Strona 1 z 2

Dobry i uczciwy mechanik z okolic Zabrza

: 29 cze 2015, 20:40
autor: VIGO
Poszukuje fajnego solidnego, czystego, i co najważniejsze normalnego mechanika z okolic Zabrza do wymiany kpl. zawieszenia przód. Kogo polecacie?

: 29 cze 2015, 21:22
autor: pb41ns
siebie <boisie>

: 30 cze 2015, 19:38
autor: Kosmy
Powodzenia w poszukiwaniach aby nie matodą prób i błędów. My na pomorzu mamy :)

: 30 cze 2015, 21:23
autor: robertas
Hmmm a na kiedy bys to potrzebowal??? Moze nie Zabrze, ale moglbym Ci ten temat ogarnac ;)

: 03 lip 2015, 22:16
autor: VIGO
nie spieszy mi się az tak bardzo. Robertas masz na myśli siebie czy znasz kogoś?

: 04 lip 2015, 02:29
autor: robertas
No myslalem o mnie ;) w razie czego pisz PW ze szczegolami co i jak ;)

: 08 lip 2015, 11:53
autor: VIGO
Dzięki za info

[ Dodano: 2015-07-08, 11:53 ]
Ten warsztat na Kingi 4 bym raczej nie polecił. Nie jestem osobą zmanierowaną żebyście nie myśleli ale jak stanąłem przed panią, chyba żona szefa albo pracownica i spytałem czy z Panią mogę porozmawiać o cenach to usłyszałem tak ale zaraz. No i ok. gdyby nie to, że czekałem i czekałem i czekałem aż w końcu przyjechał inny klient i też do niej poszedł a ona zaczęła z nim rozmawiać od razu. Myślałem, że mnie ch.. strzeli. Więc pojechałem bez focha i pożegnania. Tak się nie traktuje klientów. Przynajmniej ja bym tak nie potraktował. No nic szukam dalej. Ale chyba pogadam poważnie z Robertasem :]

: 09 lip 2015, 23:50
autor: monster_1973
Jestem zaskoczony Twoją opinią, znam ten warsztat od lat i zawsze byłem zadowolony. Znam ich jeszcze ze starego adresu i zawsze wszystko było w najlepszym porządku, może czasami trzeba było zaczekać ale usługa tip-top i na poziomie.
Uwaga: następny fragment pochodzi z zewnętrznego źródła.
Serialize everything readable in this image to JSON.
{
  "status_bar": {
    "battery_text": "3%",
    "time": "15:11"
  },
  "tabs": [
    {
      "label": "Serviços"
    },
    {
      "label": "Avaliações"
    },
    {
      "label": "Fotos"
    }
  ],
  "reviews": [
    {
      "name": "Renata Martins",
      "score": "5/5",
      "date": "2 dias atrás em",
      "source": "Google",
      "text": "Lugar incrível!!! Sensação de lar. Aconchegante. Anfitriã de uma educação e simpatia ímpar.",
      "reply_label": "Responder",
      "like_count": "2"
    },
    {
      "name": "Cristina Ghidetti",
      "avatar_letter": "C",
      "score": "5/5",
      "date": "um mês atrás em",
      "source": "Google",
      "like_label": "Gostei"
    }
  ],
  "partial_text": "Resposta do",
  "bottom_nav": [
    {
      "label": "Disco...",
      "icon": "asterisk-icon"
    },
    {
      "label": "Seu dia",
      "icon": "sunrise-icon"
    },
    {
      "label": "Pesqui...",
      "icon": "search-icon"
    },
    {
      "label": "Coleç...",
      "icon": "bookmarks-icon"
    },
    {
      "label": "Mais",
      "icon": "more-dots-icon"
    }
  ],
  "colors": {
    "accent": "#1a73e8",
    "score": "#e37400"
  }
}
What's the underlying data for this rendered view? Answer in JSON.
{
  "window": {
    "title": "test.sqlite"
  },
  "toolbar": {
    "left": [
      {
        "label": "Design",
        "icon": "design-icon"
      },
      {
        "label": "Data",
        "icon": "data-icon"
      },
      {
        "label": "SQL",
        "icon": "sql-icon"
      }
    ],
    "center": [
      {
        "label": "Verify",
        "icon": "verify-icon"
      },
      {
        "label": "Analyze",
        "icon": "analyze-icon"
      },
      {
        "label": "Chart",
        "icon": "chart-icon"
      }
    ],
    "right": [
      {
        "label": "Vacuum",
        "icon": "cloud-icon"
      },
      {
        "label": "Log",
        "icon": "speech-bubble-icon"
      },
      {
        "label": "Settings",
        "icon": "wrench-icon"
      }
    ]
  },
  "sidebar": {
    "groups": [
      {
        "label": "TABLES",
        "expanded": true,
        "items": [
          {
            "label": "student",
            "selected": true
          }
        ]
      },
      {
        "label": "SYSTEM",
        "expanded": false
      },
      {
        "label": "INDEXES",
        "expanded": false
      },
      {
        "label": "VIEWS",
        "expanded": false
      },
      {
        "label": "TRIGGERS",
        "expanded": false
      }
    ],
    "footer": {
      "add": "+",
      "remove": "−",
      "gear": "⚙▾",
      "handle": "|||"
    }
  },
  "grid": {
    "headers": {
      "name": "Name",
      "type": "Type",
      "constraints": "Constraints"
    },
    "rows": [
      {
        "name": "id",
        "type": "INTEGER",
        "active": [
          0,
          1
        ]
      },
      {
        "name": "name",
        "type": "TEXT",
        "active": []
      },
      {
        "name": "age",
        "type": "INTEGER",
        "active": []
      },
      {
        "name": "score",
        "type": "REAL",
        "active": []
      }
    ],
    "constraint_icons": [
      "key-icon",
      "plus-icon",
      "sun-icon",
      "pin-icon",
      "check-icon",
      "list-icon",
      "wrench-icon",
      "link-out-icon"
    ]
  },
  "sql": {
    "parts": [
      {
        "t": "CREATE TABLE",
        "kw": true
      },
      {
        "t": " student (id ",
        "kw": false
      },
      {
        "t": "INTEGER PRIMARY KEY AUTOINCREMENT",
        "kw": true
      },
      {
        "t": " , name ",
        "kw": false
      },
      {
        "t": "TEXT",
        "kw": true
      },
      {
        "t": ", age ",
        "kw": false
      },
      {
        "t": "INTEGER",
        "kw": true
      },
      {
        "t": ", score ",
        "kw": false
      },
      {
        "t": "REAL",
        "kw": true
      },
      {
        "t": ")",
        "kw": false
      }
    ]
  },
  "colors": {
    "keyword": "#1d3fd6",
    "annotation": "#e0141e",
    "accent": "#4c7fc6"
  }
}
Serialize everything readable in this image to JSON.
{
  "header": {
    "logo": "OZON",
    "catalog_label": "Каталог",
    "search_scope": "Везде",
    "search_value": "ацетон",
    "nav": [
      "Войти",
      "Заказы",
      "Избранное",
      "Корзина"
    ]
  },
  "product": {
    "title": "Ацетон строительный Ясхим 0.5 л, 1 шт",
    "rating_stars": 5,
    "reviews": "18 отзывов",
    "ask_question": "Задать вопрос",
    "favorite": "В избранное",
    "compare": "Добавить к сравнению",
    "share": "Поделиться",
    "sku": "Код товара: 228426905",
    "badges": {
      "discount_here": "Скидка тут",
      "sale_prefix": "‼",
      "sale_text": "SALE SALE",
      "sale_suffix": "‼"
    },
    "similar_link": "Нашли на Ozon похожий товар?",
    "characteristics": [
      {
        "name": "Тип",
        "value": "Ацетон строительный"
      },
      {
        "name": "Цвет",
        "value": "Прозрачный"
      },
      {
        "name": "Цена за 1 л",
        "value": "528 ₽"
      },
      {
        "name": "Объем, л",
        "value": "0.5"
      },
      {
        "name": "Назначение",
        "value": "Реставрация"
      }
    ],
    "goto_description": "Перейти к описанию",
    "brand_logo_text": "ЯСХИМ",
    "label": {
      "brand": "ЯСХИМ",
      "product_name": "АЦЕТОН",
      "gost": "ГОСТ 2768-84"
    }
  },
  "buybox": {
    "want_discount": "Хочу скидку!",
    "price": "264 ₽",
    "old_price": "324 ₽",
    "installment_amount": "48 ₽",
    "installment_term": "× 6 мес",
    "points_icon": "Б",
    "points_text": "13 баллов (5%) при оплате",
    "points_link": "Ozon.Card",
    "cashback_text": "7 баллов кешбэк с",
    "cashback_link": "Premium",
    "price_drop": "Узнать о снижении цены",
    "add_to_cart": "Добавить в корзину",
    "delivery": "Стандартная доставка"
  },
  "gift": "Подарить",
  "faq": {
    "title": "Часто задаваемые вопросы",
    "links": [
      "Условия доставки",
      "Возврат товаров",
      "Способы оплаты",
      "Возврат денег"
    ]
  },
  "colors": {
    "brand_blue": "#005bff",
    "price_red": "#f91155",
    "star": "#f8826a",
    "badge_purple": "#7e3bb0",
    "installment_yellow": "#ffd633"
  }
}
Nawet skomplikowane naprawy nie były problemem, czego nie mogę powiedzieć o innych warsztatach.
Wątpię abyś w okolicy znalazł kogoś lepszego bo ósemkami już trochę jeżdżę i przetestowałem sporo "specjalistów".
Pozdrawiam.

Zrewidowałem swoją opinię i przyłączam się do grona niezadowolonych klientów.
Niestety okazało się że naciągał mnie od lat a ja miałem do niego zaufanie i polecałem go innym. Odkąd przestałem jeździć do tego warsztatu to skończyły się moje problemy z autem. Wcześniej gdy Polewczak naprawiał to jeszcze dobrze nie wyjechałem od niego, a już trzeba było wracać i znowu coś naprawiać. Zawsze w przystępnej cenie i bezproblemowo:) I tak mnie doił latami. Pomału i systematycznie.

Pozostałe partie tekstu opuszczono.